L'Union européenne a lancé un nouveau processus d'examen concernant les activités de publicité numérique de Google. Selon les informations fournies par Bloomberg, la Commission européenne se concentre cette fois sur les pratiques tarifaires de l'entreprise sur le marché de la publicité en ligne. Google, qui avait déjà fait l'objet de diverses sanctions en vertu de la loi sur les marchés numériques (DMA), a été condamné à une amende de plusieurs milliards d'euros par l'UE pour violation des règles de concurrence. Malgré cela, les régulateurs européens se préparent à réévaluer l'impact de la domination de l'entreprise dans le domaine des technologies publicitaires sur les équilibres du marché. Bien qu'il soit indiqué que l'enquête n'a pas été officiellement annoncée, il est indiqué que la Commission a entamé le processus de collecte d'informations.
Il est indiqué que la Commission s'intéresse particulièrement à la question de savoir si Google augmente artificiellement le « prix de compensation » dans les enchères publicitaires en ligne. Il est estimé qu'une telle pratique pourrait entraîner des coûts plus élevés pour les annonceurs et nuire à la concurrence. En outre, le fait que l'entreprise opère sur différentes couches telles que les serveurs publicitaires et les échanges publicitaires fait valoir qu'elle offre des avantages grâce à l'intégration verticale.

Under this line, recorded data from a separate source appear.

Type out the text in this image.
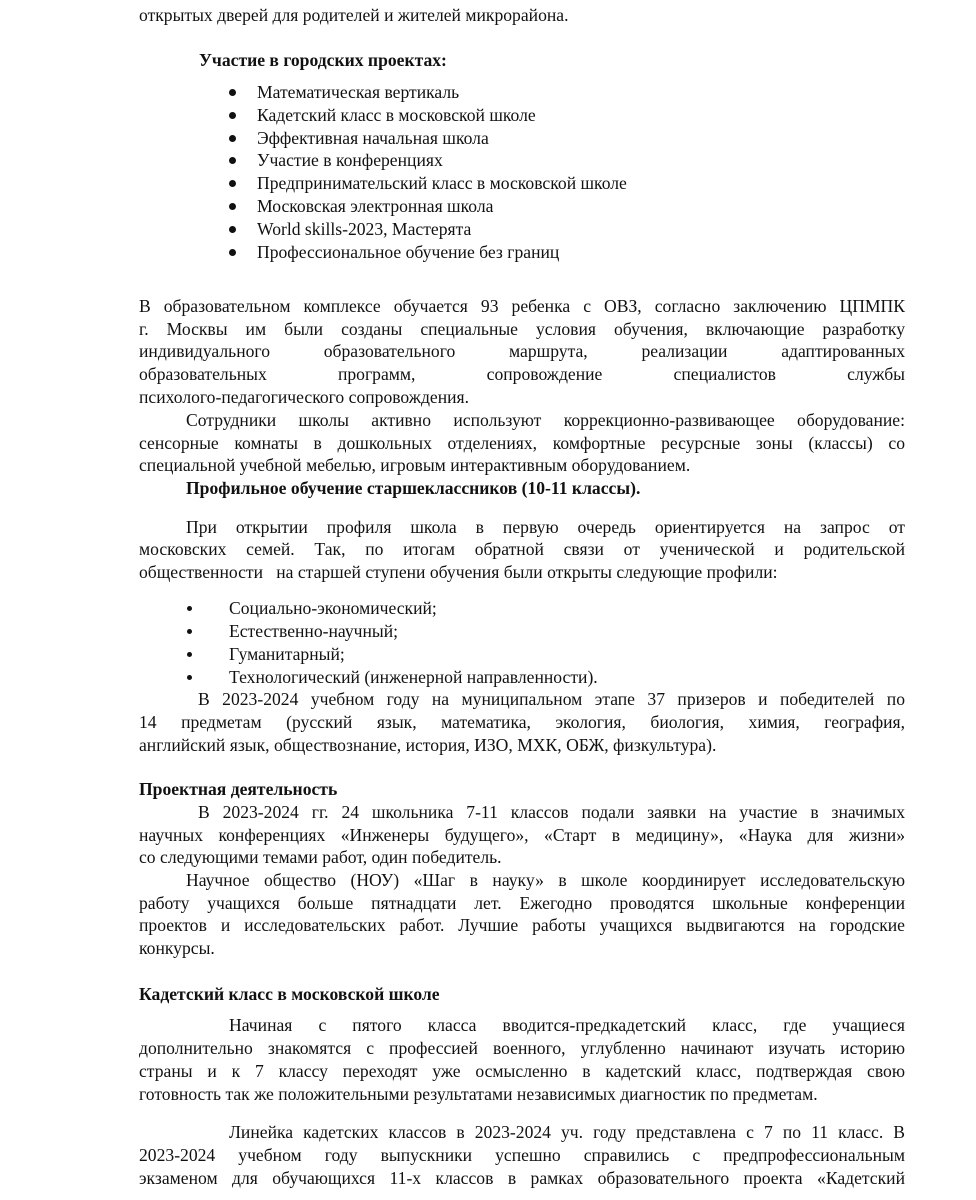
открытых дверей для родителей и жителей микрорайона.
Участие в городских проектах:
Математическая вертикаль
Кадетский класс в московской школе
Эффективная начальная школа
Участие в конференциях
Предпринимательский класс в московской школе
Московская электронная школа
World skills-2023, Мастерята
Профессиональное обучение без границ
В образовательном комплексе обучается 93 ребенка с ОВЗ, согласно заключению ЦПМПК
г. Москвы им были созданы специальные условия обучения, включающие разработку
индивидуального образовательного маршрута, реализации адаптированных
образовательных программ, сопровождение специалистов службы
психолого-педагогического сопровождения.
Сотрудники школы активно используют коррекционно-развивающее оборудование:
сенсорные комнаты в дошкольных отделениях, комфортные ресурсные зоны (классы) со
специальной учебной мебелью, игровым интерактивным оборудованием.
Профильное обучение старшеклассников (10-11 классы).
При открытии профиля школа в первую очередь ориентируется на запрос от
московских семей. Так, по итогам обратной связи от ученической и родительской
общественности   на старшей ступени обучения были открыты следующие профили:
Социально-экономический;
Естественно-научный;
Гуманитарный;
Технологический (инженерной направленности).
В 2023-2024 учебном году на муниципальном этапе 37 призеров и победителей по
14 предметам (русский язык, математика, экология, биология, химия, география,
английский язык, обществознание, история, ИЗО, МХК, ОБЖ, физкультура).
Проектная деятельность
В 2023-2024 гг. 24 школьника 7-11 классов подали заявки на участие в значимых
научных конференциях «Инженеры будущего», «Старт в медицину», «Наука для жизни»
со следующими темами работ, один победитель.
Научное общество (НОУ) «Шаг в науку» в школе координирует исследовательскую
работу учащихся больше пятнадцати лет. Ежегодно проводятся школьные конференции
проектов и исследовательских работ. Лучшие работы учащихся выдвигаются на городские
конкурсы.
Кадетский класс в московской школе
Начиная с пятого класса вводится-предкадетский класс, где учащиеся
дополнительно знакомятся с профессией военного, углубленно начинают изучать историю
страны и к 7 классу переходят уже осмысленно в кадетский класс, подтверждая свою
готовность так же положительными результатами независимых диагностик по предметам.
Линейка кадетских классов в 2023-2024 уч. году представлена с 7 по 11 класс. В
2023-2024 учебном году выпускники успешно справились с предпрофессиональным
экзаменом для обучающихся 11-х классов в рамках образовательного проекта «Кадетский
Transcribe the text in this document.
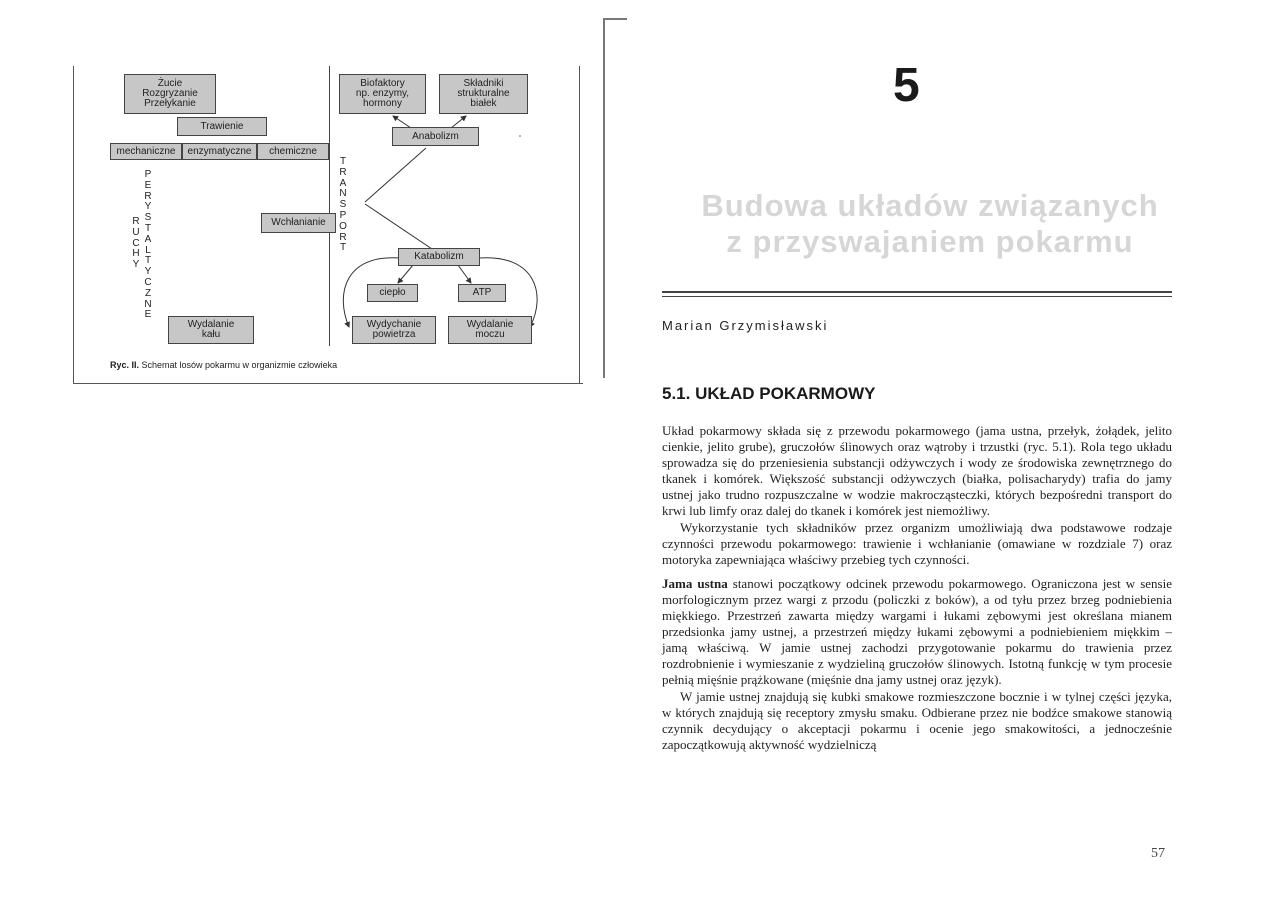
Żucie
Rozgryzanie
Przełykanie
Biofaktory
np. enzymy,
hormony
Składniki
strukturalne
białek
Trawienie
Anabolizm
mechaniczne	enzymatyczne	chemiczne
Wchłanianie
Katabolizm
ciepło	ATP
Wydalanie
kału
Wydychanie
powietrza
Wydalanie
moczu
RUCHY
PERYSTALTYCZNE
TRANSPORT
Ryc. II. Schemat losów pokarmu w organizmie człowieka
5
Budowa układów związanych
z przyswajaniem pokarmu
Marian Grzymisławski
5.1. UKŁAD POKARMOWY

Układ pokarmowy składa się z przewodu pokarmowego (jama ustna, przełyk, żołądek, jelito cienkie, jelito grube), gruczołów ślinowych oraz wątroby i trzustki (ryc. 5.1). Rola tego układu sprowadza się do przeniesienia substancji odżywczych i wody ze środowiska zewnętrznego do tkanek i komórek. Większość substancji odżywczych (białka, polisacharydy) trafia do jamy ustnej jako trudno rozpuszczalne w wodzie makrocząsteczki, których bezpośredni transport do krwi lub limfy oraz dalej do tkanek i komórek jest niemożliwy.

Wykorzystanie tych składników przez organizm umożliwiają dwa podstawowe rodzaje czynności przewodu pokarmowego: trawienie i wchłanianie (omawiane w rozdziale 7) oraz motoryka zapewniająca właściwy przebieg tych czynności.

Jama ustna stanowi początkowy odcinek przewodu pokarmowego. Ograniczona jest w sensie morfologicznym przez wargi z przodu (policzki z boków), a od tyłu przez brzeg podniebienia miękkiego. Przestrzeń zawarta między wargami i łukami zębowymi jest określana mianem przedsionka jamy ustnej, a przestrzeń między łukami zębowymi a podniebieniem miękkim – jamą właściwą. W jamie ustnej zachodzi przygotowanie pokarmu do trawienia przez rozdrobnienie i wymieszanie z wydzieliną gruczołów ślinowych. Istotną funkcję w tym procesie pełnią mięśnie prążkowane (mięśnie dna jamy ustnej oraz język).

W jamie ustnej znajdują się kubki smakowe rozmieszczone bocznie i w tylnej części języka, w których znajdują się receptory zmysłu smaku. Odbierane przez nie bodźce smakowe stanowią czynnik decydujący o akceptacji pokarmu i ocenie jego smakowitości, a jednocześnie zapoczątkowują aktywność wydzielniczą

57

Malgré cela, Google affirme que les technologies publicitaires sont efficaces pour les éditeurs et les annonceurs. Toutefois, les autorités de l’UE semblent déterminées à analyser en détail l’impact de la domination du marché sur la formation des prix.
L'UE contacte les entreprises travaillant avec Google
Il semblerait que Google ait contacté ses clients et concurrents dans le cadre de l'enquête préliminaire menée par la Commission européenne. Cette étape indique que la position et les pratiques de l'entreprise sur les différents marchés publicitaires seront évaluées de manière exhaustive. S'il s'avère que les règles de concurrence de l'UE ont été violées, Google pourrait se voir infliger une amende pouvant aller jusqu'à 10 % de son chiffre d'affaires annuel mondial. Ce taux indique une probabilité extrêmement élevée de sanctions, compte tenu des milliards de dollars de revenus d'Alphabet.
Par ailleurs, les autres applications de Google en Europe sont déjà sur le radar des régulateurs. Depuis décembre 2024, les politiques publicitaires de l'entreprise envers les enfants ont commencé à être examinées. En outre, l’UE a exigé que l’écosystème Android soit ouvert aux assistants d’intelligence artificielle concurrents et que les données de recherche soient partagées avec les entreprises concurrentes. À tout cela s’ajoute une pression croissante sur les plateformes numériques pour qu’elles soient plus ouvertes en matière de transparence et d’accès aux données.
En revanche, une procédure judiciaire similaire a eu lieu aux États-Unis. En avril 2025, un juge fédéral a statué que Google détenait le monopole du marché de la publicité en ligne. Cette décision, qui fait suite à un procès intenté par le ministère américain de la Justice, a renforcé les affirmations selon lesquelles la domination de l'entreprise dans le domaine de la technologie publicitaire limite la concurrence. Au cours de la procédure judiciaire, il a été affirmé que Google recevait une part plus élevée des ventes publicitaires et pouvait augmenter ses prix. Bien que la sanction finale n'ait pas encore été déterminée, on sait que le ministère américain de la Justice a exigé que l'entreprise se départisse de son unité commerciale de technologie publicitaire.
On ne sait toujours pas exactement comment se terminera le processus en Europe. Cependant, des décisions successives tant dans l'UE qu'aux États-Unis révèlent que le rôle des grandes entreprises technologiques dans l'écosystème publicitaire est soumis à un contrôle plus strict. Cependant, l’objectif principal des régulateurs est de créer une structure plus transparente et plus compétitive sur le marché de la publicité numérique. Google, en revanche, continue de se défendre contre ces allégations par ses luttes juridiques à l'échelle mondiale.